In cases where more serious treatments are necessary in order combat chronic dry eye conditions effectively enough so they do not interfere with daily life activities like sleeping comfortably at night while still being able to see clearly during daylight hours without discomfort.”

Dry Eye is a very common condition, and it is often treatable.

Dry Eye is a very common condition, and it is often treatable.

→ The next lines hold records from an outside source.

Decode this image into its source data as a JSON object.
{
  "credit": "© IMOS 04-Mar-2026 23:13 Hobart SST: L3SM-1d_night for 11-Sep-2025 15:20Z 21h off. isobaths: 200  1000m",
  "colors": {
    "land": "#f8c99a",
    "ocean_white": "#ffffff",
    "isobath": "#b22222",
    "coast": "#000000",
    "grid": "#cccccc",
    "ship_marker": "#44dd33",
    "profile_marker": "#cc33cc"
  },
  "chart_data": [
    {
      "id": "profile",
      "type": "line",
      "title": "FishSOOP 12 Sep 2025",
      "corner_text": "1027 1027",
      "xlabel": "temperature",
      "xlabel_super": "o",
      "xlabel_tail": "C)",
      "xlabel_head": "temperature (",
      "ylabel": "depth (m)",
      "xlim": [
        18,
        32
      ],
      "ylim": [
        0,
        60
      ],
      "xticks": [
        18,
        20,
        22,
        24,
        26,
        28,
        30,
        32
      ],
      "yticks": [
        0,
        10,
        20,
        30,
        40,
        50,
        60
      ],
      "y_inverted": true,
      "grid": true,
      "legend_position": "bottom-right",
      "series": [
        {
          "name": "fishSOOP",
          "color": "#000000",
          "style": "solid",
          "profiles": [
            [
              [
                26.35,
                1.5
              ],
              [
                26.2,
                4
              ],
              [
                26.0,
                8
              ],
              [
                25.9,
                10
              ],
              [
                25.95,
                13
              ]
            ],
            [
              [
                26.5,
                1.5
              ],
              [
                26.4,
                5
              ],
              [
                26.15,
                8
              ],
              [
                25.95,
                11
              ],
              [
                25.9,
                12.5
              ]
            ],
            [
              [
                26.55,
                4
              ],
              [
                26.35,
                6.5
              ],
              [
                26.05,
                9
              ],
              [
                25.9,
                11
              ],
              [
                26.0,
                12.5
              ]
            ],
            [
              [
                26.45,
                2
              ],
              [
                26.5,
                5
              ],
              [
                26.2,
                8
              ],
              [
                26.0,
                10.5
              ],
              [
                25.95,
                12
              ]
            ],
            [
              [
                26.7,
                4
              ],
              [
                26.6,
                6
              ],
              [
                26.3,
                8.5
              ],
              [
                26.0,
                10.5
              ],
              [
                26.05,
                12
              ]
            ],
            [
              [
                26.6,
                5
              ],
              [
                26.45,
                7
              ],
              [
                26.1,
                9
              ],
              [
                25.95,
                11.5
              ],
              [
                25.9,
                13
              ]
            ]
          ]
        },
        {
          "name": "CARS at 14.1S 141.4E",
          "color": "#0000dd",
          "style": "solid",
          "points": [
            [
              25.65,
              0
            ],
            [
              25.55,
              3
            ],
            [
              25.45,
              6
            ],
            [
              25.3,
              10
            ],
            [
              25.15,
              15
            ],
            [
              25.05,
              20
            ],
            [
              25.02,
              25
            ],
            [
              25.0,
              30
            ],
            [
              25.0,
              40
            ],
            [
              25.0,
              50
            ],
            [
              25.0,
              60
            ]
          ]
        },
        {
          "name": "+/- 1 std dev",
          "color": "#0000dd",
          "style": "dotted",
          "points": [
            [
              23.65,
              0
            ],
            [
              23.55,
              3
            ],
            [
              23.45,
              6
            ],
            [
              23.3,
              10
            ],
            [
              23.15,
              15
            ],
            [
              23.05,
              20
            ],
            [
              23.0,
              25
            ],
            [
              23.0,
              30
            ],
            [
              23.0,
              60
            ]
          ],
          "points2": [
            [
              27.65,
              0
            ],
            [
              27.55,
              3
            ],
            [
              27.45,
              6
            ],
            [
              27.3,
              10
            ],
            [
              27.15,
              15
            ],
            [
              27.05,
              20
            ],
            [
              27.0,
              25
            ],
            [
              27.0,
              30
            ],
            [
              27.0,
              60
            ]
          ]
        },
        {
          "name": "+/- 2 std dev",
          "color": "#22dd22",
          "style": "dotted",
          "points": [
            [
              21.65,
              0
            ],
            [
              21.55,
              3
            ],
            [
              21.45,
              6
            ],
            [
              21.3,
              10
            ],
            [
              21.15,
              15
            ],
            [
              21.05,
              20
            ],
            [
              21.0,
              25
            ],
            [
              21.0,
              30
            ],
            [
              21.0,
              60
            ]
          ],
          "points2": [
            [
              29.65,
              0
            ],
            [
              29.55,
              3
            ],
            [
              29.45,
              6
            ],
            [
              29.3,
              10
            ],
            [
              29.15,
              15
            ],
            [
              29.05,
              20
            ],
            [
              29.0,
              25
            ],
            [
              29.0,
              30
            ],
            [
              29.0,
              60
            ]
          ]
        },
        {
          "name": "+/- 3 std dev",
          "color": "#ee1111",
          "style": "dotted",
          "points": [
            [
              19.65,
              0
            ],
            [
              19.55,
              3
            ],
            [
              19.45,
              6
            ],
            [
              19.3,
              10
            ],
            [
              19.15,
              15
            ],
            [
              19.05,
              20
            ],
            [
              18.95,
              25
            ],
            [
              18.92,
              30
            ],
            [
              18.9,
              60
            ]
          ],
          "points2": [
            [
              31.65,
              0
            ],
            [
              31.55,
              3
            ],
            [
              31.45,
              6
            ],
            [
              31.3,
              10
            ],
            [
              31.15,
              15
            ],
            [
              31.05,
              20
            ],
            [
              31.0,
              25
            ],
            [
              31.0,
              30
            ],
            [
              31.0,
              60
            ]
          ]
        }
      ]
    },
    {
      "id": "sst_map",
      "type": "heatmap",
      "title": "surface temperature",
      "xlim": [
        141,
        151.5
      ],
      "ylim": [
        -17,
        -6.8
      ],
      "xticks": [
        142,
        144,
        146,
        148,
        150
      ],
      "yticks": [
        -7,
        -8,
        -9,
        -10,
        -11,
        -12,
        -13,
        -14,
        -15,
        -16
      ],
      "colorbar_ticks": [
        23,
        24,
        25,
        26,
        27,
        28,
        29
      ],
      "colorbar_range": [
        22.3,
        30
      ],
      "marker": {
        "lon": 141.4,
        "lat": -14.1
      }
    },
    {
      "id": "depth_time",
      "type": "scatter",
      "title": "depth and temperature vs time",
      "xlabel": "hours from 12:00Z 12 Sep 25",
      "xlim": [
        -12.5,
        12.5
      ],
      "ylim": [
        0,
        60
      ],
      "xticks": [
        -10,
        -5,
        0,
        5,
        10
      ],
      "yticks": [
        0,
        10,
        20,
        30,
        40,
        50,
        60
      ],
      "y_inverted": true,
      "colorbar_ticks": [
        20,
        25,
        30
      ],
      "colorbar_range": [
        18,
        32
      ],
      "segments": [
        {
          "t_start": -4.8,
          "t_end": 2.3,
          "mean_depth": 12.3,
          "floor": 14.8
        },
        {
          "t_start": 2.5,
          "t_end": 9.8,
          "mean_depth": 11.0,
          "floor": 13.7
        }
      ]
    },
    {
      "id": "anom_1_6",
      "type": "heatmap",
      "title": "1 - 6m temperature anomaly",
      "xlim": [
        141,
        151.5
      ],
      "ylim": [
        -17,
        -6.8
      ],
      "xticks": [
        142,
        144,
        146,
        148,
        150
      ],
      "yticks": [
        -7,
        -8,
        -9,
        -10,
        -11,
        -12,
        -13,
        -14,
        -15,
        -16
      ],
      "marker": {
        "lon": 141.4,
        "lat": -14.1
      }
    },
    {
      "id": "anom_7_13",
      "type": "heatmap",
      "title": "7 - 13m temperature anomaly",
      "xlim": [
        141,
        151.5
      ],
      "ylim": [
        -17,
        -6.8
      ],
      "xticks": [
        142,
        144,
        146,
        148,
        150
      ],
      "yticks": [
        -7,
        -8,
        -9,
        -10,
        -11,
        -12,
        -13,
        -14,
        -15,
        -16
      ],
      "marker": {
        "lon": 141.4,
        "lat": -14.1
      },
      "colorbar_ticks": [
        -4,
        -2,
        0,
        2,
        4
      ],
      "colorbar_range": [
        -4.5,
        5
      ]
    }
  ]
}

Dry Eye is a common condition that affects the eyes. It is the most common cause of vision loss in the elderly. It also affects younger people as well; in fact, dry eye affects more than 10 million Americans each year, with women being twice as likely to be affected as men are. Dry Eye occurs when there’s not enough moisture on your eye surface or around your eyes to keep them healthy. Some of its symptoms include eye irritation, burning sensations in the eyes and blurred vision (among others). There are many reasons why someone might develop this condition including: genetics; ocular surgery; trauma (like an accident); sun exposure over time; certain medications that you may be taking for other health conditions (i.e., antihistamines); hormone changes at various points throughout your life span; other medical conditions such as Sjogren’s syndrome or rheumatoid arthritis—just to name a few! If you’re experiencing these types of issues regularly then talk with us today about getting started with treatment options available so we can help prevent further damage from occurring!

Conclusion

After reading this article, you should have a better understanding of dry eye syndrome and its treatment. We hope that you can now take the next steps toward improving your vision and quality of life!